Arrêts à la demande

« Nous nous adaptons à la demande des jeunes », résume Christophe Vidal, « le maire  - honorifique - de la nuit », à l’initiative de cette expérimentation avec son association Toulouse Nocturne. Il a passé « quelques nuits blanches » dans la navette et en a tiré plusieurs enseignements. D’abord celui qu’il fallait assouplir le dispositif. Désormais, le bus s’arrête « à la demande », quand on le hèle, et il débarque les passagers où ils le veulent du moment que c’est sur son trajet. Christophe Vidal se réjouit aussi de la présence d’un agent de sécurité dans le bus, car « comme prévu, certains montent un peu excités », dit-il.

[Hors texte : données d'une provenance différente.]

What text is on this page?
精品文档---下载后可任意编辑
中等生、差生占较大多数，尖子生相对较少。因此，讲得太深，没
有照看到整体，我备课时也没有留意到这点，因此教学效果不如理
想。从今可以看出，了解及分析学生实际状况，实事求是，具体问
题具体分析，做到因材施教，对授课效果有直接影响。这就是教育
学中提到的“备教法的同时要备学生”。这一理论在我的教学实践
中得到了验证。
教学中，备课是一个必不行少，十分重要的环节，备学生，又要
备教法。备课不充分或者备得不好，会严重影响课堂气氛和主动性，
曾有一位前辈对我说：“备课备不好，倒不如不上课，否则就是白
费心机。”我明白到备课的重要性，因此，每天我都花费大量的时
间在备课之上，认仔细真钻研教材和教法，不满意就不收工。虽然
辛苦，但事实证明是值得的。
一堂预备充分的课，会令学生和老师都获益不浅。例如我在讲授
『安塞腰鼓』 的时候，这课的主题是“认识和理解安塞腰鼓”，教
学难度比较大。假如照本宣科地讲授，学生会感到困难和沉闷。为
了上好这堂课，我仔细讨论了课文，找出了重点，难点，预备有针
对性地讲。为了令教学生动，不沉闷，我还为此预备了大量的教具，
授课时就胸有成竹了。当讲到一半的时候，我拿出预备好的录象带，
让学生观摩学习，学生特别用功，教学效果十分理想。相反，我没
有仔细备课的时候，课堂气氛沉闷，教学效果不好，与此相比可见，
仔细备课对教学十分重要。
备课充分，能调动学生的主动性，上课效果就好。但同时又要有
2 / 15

Enfin, Le maire de la nuit est content de voir monter dans le bus des serveurs ou plongeurs, des travailleurs de nuit qui n’avaient pas droit jusqu’ici à un transport en commun.

Blagnac s’y met aussi

Le premier bilan chiffré de la navette « Votre chauffeur » sera connu fin mars. Mais la fréquentation serait en moyenne pour l’heure d’une centaine de passagers par nuit. A 2 euros le trajet, la rentabilité du service n’est pas atteinte mais les habitudes mettent toujours du temps à s’installer.

L’idée fait en tout cas son chemin. La mairie de Blagnac vient de mettre en service son propose Noctambus en direction de Toulouse les jeudis, vendredis et samedis. Gratuit, il passe toutes les heures à Saint-Cyprien, Compans, Jeanne-D’Arc ou Jean-Jaurès. Mais seuls les Blagnacais peuvent y monter.